Tor zum Himmel, Tor zum Glauben
Zu sich finden im Gebet – bereits in der Antike haben sich Menschen auf den Weg gemacht, um eine Pilgerreise zu unternehmen, um ein religiöses Gebot zu erfüllen oder ein Gelübde abzulegen. Diese Reise, in früherer Zeit meist ins Heilige Land, nach Rom oder Santiago de Compostela, war getragen von der Hoffnung, dass die Gebete erhört werden. Die Pilger fühlten sich gestärkt im Glauben an die Göttliche Allmacht. Ziel einer Wallfahrt ist von alters her ein als heilig betrachteter Ort. Und so nimmt es nicht Wunder, dass die „Kirche auf der Wies“ bereits im 18. Jahrhundert ein herausragendes Wallfahrtsziel war.
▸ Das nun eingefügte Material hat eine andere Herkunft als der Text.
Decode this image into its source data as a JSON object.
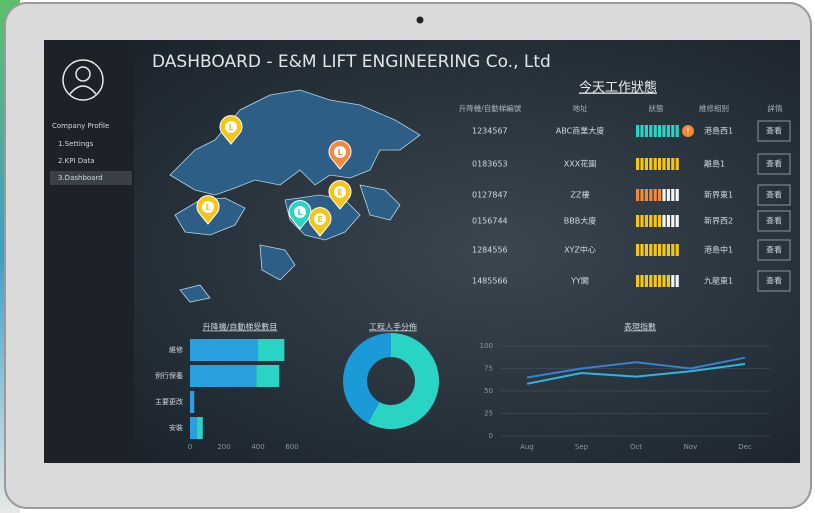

Die Wallfahrt als Weg zu Gott, als Weg zu sich selbst, sich zu finden im Gebet, Kraft zu schöpfen in einem spirituellen Umfeld – heute, in einer stressgeplagten Zeit, ist dies wichtiger denn je.
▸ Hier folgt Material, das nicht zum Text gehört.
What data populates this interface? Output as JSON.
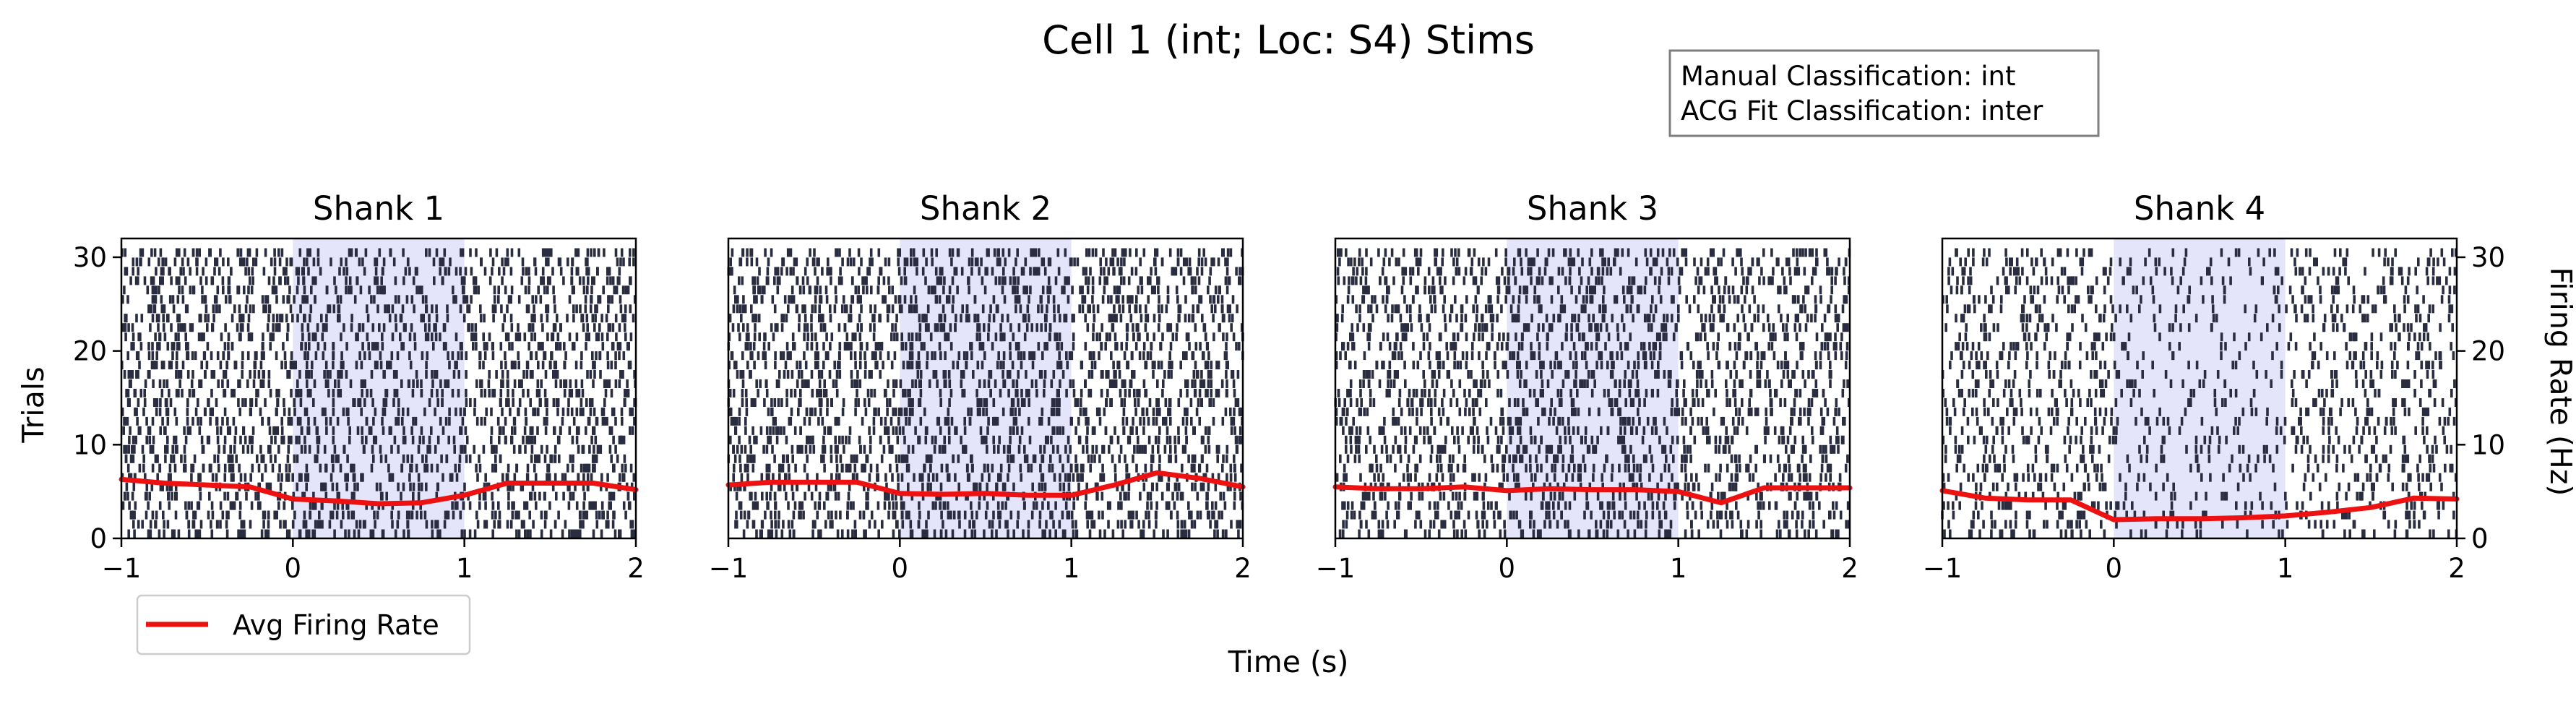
{
  "figure": {
    "title": "Cell 1 (int; Loc: S4) Stims",
    "xlabel": "Time (s)",
    "ylabel_left": "Trials",
    "ylabel_right": "Firing Rate (Hz)",
    "info_lines": [
      "Manual Classification: int",
      "ACG Fit Classification: inter"
    ],
    "legend_label": "Avg Firing Rate"
  },
  "chart_data": {
    "type": "raster",
    "x_ticks": [
      -1,
      0,
      1,
      2
    ],
    "x_tick_labels": [
      "−1",
      "0",
      "1",
      "2"
    ],
    "y_ticks": [
      0,
      10,
      20,
      30
    ],
    "xlim": [
      -1,
      2
    ],
    "ylim": [
      0,
      32
    ],
    "rate_ylim": [
      0,
      32
    ],
    "stimulus_window": [
      0,
      1
    ],
    "n_trials": 31,
    "colors": {
      "spikes": "#2a2d40",
      "stim": "#e4e4fb",
      "rate": "#ee1111"
    },
    "panels": [
      {
        "title": "Shank 1",
        "density": [
          2.6,
          2.6,
          2.6,
          2.6,
          2.4,
          2.0,
          2.0,
          2.0,
          2.2,
          2.6,
          2.6,
          2.6
        ],
        "rate": {
          "x": [
            -1,
            -0.75,
            -0.5,
            -0.25,
            0,
            0.25,
            0.5,
            0.75,
            1,
            1.25,
            1.5,
            1.75,
            2
          ],
          "y": [
            6.3,
            5.9,
            5.7,
            5.5,
            4.2,
            4.0,
            3.7,
            3.8,
            4.6,
            5.9,
            5.9,
            5.9,
            5.2
          ]
        }
      },
      {
        "title": "Shank 2",
        "density": [
          2.6,
          2.6,
          2.6,
          2.6,
          2.6,
          2.4,
          2.4,
          2.4,
          2.6,
          2.8,
          2.6,
          2.6
        ],
        "rate": {
          "x": [
            -1,
            -0.75,
            -0.5,
            -0.25,
            0,
            0.25,
            0.5,
            0.75,
            1,
            1.25,
            1.5,
            1.75,
            2
          ],
          "y": [
            5.7,
            6.0,
            6.0,
            6.0,
            4.8,
            4.7,
            4.8,
            4.6,
            4.6,
            5.7,
            7.0,
            6.4,
            5.5
          ]
        }
      },
      {
        "title": "Shank 3",
        "density": [
          2.4,
          2.4,
          2.4,
          2.4,
          2.4,
          2.4,
          2.4,
          2.2,
          2.2,
          2.2,
          2.4,
          2.4
        ],
        "rate": {
          "x": [
            -1,
            -0.75,
            -0.5,
            -0.25,
            0,
            0.25,
            0.5,
            0.75,
            1,
            1.25,
            1.5,
            1.75,
            2
          ],
          "y": [
            5.5,
            5.3,
            5.3,
            5.5,
            5.1,
            5.3,
            5.2,
            5.2,
            5.0,
            3.8,
            5.4,
            5.4,
            5.4
          ]
        }
      },
      {
        "title": "Shank 4",
        "density": [
          1.8,
          1.8,
          1.8,
          1.8,
          1.0,
          1.0,
          1.0,
          1.0,
          1.4,
          1.6,
          1.8,
          1.8
        ],
        "rate": {
          "x": [
            -1,
            -0.75,
            -0.5,
            -0.25,
            0,
            0.25,
            0.5,
            0.75,
            1,
            1.25,
            1.5,
            1.75,
            2
          ],
          "y": [
            5.1,
            4.3,
            4.1,
            4.1,
            2.0,
            2.1,
            2.1,
            2.2,
            2.4,
            2.8,
            3.3,
            4.3,
            4.2
          ]
        }
      }
    ]
  }
}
Wallfahrtskirche „Zum Gegeißelten Heiland auf der Wies“
Entstehung der Wallfahrt
Diese Wallfahrt entwickelte sich aus der Verehrung einer Statue des Gegeißelten Heilands, die 1730 von Pater Magnus Straub und Bruder Lukas Schweiger im Kloster Steingaden gefertigt und in den Jahren 1732 bis 1734 bei der Karfreitags-Prozession des Klosters mitgetragen wurde. Dann hat es der Abt, weil er es gar so erbärmlich fand, in eine Abstellkammer des Klosters verbannt. Einige Jahre später, 1737, hat sie der Tafernwirt in Steingaden für sich erbeten und von dort kam sie am 4. Mai 1738 in das Haus der Familie Lori in die Wies – in eine unwegsame, unbekannte Einöde. Knapp sechs Wochen später, in der Nacht zum 14. Juni 1738, der ein Sonntag war, entdeckte Frau Maria Lori Tränen im Gesicht des Gegeißelten. Man solle, so das Kloster auf die Mitteilung der Frau Lori hin, alles der „Göttlichen Anordnung“ anheimgeben.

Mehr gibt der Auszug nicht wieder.